SAN BENEDETTO – A Roma per ribadire con durezza il no alle aste sulle nostre concessioni balneari, sulle nostre aziende che negli anni abbiamo sviluppato secondo le regole e le leggi dello Stato, delle regioni e dei comuni sviluppando un settore economico di rilevanza nazionale sempre con il nostro lavoro e con i nostri investimenti. Questo è stato ribadito mercoledì 30 marzo, in un incontro con il ministro per le Regioni Raffaele Fitto.

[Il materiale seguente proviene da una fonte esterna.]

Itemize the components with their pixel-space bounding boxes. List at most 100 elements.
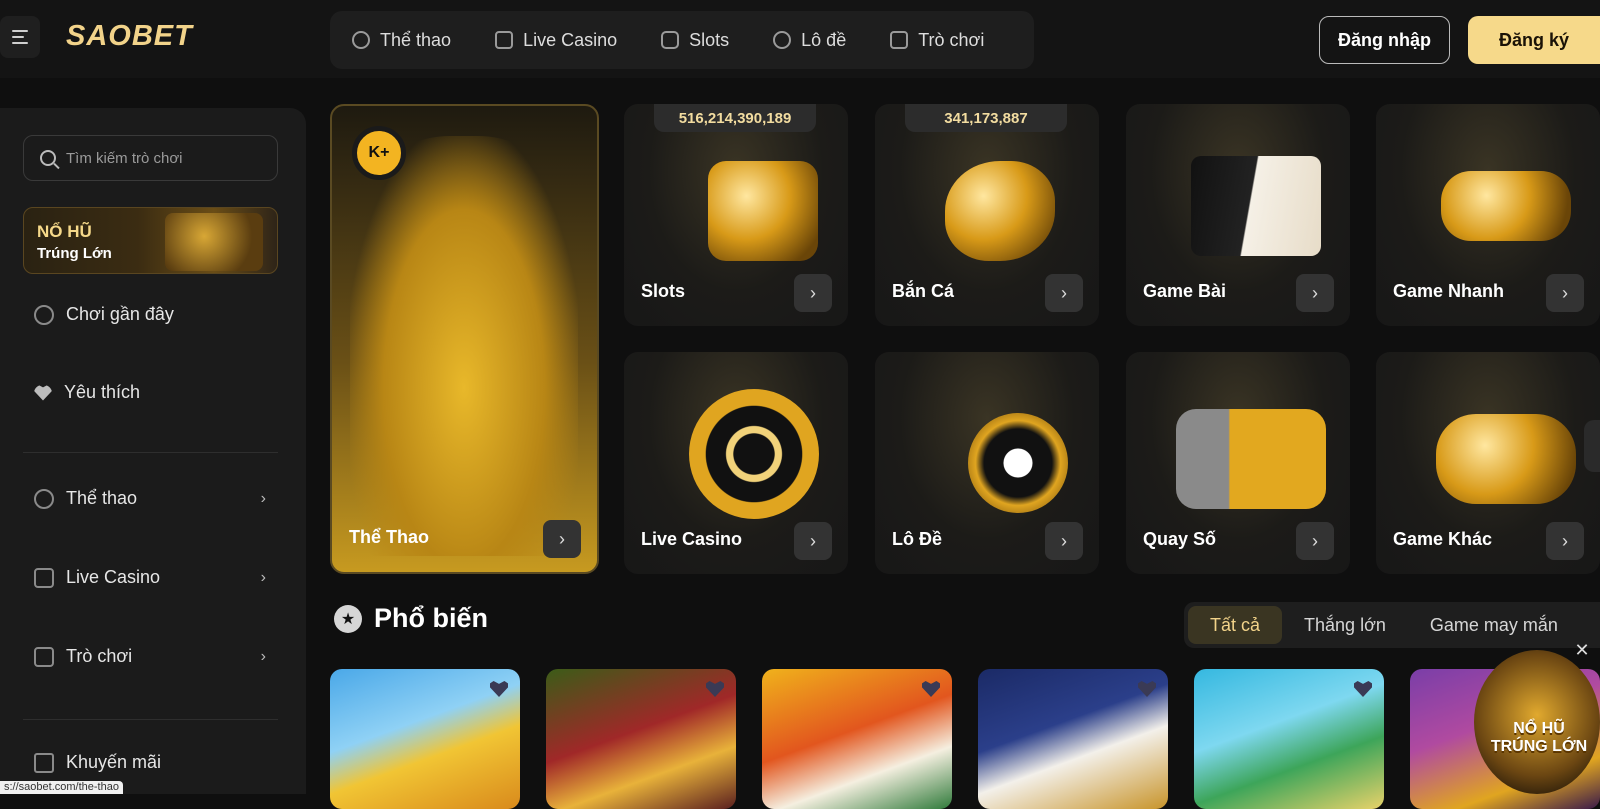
card-label: Slots <box>641 281 686 301</box>
close-icon[interactable]: ✕ <box>1572 640 1592 660</box>
section-title: Phổ biến <box>374 603 488 633</box>
category-card-slots[interactable]: 516,214,390,189 Slots › <box>624 104 848 326</box>
game-thumbnail[interactable] <box>330 669 520 809</box>
game-thumbnail[interactable] <box>762 669 952 809</box>
eight-ball-icon <box>968 413 1069 513</box>
chevron-right-icon[interactable]: › <box>1296 274 1334 312</box>
dice-icon <box>890 31 909 49</box>
top-nav: Thể thao Live Casino Slots Lô đề Trò chơ… <box>330 11 1034 69</box>
jackpot-promo-banner[interactable]: NỔ HŨ Trúng Lớn <box>23 207 278 274</box>
game-thumbnail[interactable] <box>1194 669 1384 809</box>
gamepad-icon <box>1435 413 1576 504</box>
sidebar-item-promotions[interactable]: Khuyến mãi <box>34 752 274 773</box>
category-card-game-nhanh[interactable]: Game Nhanh › <box>1376 104 1600 326</box>
jackpot-counter: 341,173,887 <box>905 104 1067 132</box>
chevron-right-icon[interactable]: › <box>794 522 832 560</box>
soccer-ball-icon <box>34 488 54 509</box>
slot-icon <box>661 31 680 49</box>
casino-chip-icon <box>34 567 54 588</box>
game-thumbnail[interactable] <box>546 669 736 809</box>
nav-item-lo-de[interactable]: Lô đề <box>773 30 846 51</box>
star-icon: ★ <box>334 604 362 633</box>
search-input[interactable] <box>66 149 256 167</box>
promo-subtitle: Trúng Lớn <box>37 245 112 262</box>
tab-big-win[interactable]: Thắng lớn <box>1282 606 1408 644</box>
chevron-right-icon[interactable]: › <box>794 274 832 312</box>
sidebar-divider <box>23 719 278 720</box>
card-label: Thể Thao <box>349 527 429 547</box>
history-icon <box>34 304 54 325</box>
heart-icon[interactable] <box>922 681 940 697</box>
register-button[interactable]: Đăng ký <box>1468 16 1600 64</box>
sidebar-divider <box>23 452 278 453</box>
lottery-balls-icon <box>773 31 792 49</box>
gift-icon <box>34 752 54 773</box>
nav-item-slots[interactable]: Slots <box>661 30 729 51</box>
card-label: Live Casino <box>641 529 743 549</box>
card-label: Game Bài <box>1143 281 1227 301</box>
card-label: Game Khác <box>1393 529 1493 549</box>
logo[interactable]: SAOBET <box>66 20 193 53</box>
featured-sports-card[interactable]: K+ Thể Thao › <box>330 104 599 574</box>
jackpot-counter: 516,214,390,189 <box>654 104 816 132</box>
casino-chip-icon <box>495 31 514 49</box>
category-card-ban-ca[interactable]: 341,173,887 Bắn Cá › <box>875 104 1099 326</box>
popular-filter-tabs: Tất cả Thắng lớn Game may mắn <box>1184 602 1600 648</box>
promo-title: NỔ HŨ <box>37 222 92 241</box>
game-thumbnail[interactable] <box>978 669 1168 809</box>
sidebar-item-favorites[interactable]: Yêu thích <box>34 382 274 403</box>
category-card-game-khac[interactable]: Game Khác › <box>1376 352 1600 574</box>
chevron-right-icon[interactable]: › <box>1045 274 1083 312</box>
search-icon <box>40 150 56 166</box>
login-button[interactable]: Đăng nhập <box>1319 16 1450 64</box>
sidebar-item-the-thao[interactable]: Thể thao › <box>34 488 274 509</box>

Una delegazione dell’Itb Italia capeggiata dal presidente Giuseppe Ricci ha richiesto di derogare dalla direttiva Bolkenstein tutto il settore turistico balneare, come già avvenuto in altre situazione per altre categorie di imprenditori.
All’incontro a cui ha partecipato anche una folta delegazione di concessionari di spiaggia dell’Adriatico e del Tirreno, c’erano i deputati Lorenzo Cesa e Amedeo Ciccanti dell’Udc. Il parlamentare ascolano si è schierato al fianco dei balneari richiedendo al ministro «un’immediata convocazione del tavolo tecnico tra operatori del settore, regioni e Stato per definire una intesa su cui incardinare una legge quadro che valorizzi la piccola impresa come peculiarità del sistema imprenditoriale balneare».

Per questo martedì 5 aprile andremo a manifestare a Roma La politica deve darci delle risposte in maniera immediata, bisogna agire prima delle elezioni politiche in programma per la primavera del 2013. La nostra associazione Itb Italia a tal riguardo ha organizzato un pullman diretto nella Capitale.

La partenza è prevista alle ore 7 dalla rotonda Giorgini (davanti al faro) di San Benedetto del Tronto con ritrovo alle ore 6:30. Coloro i quali hanno intenzione di prenotare devono farlo entro il pomeriggio di sabato 2 aprile telefonando ai numeri 347.1710210 oppure 320.1146914. Il costo del viaggio è di 20 euro.

Questa è una delle prime manifestazioni di protesta che abbiamo intenzione di attuare. Protesteremo senza sosta finché non saranno riconosciute le nostre imprese, così come è stato in passato per tante altre categorie di lavoratori. Il turismo balneare è l’unica industria non in crisi in questo periodo di congiuntura economica che sta investendo tutto il Paese.

Intanto fra poco partirà un’estate segnata a lutto con le bandiere e manifesti sopra i nostri stabilimenti che mostreranno la nostra assoluta contrarietà alla direttiva Bolkenstein. In più sta andando avanti la petizione con l’obiettivo di arrivare alla quota che ci siamo prefissati: un milione di firme in tutta Italia. Fino al 2015 andremo avanti a oltranza.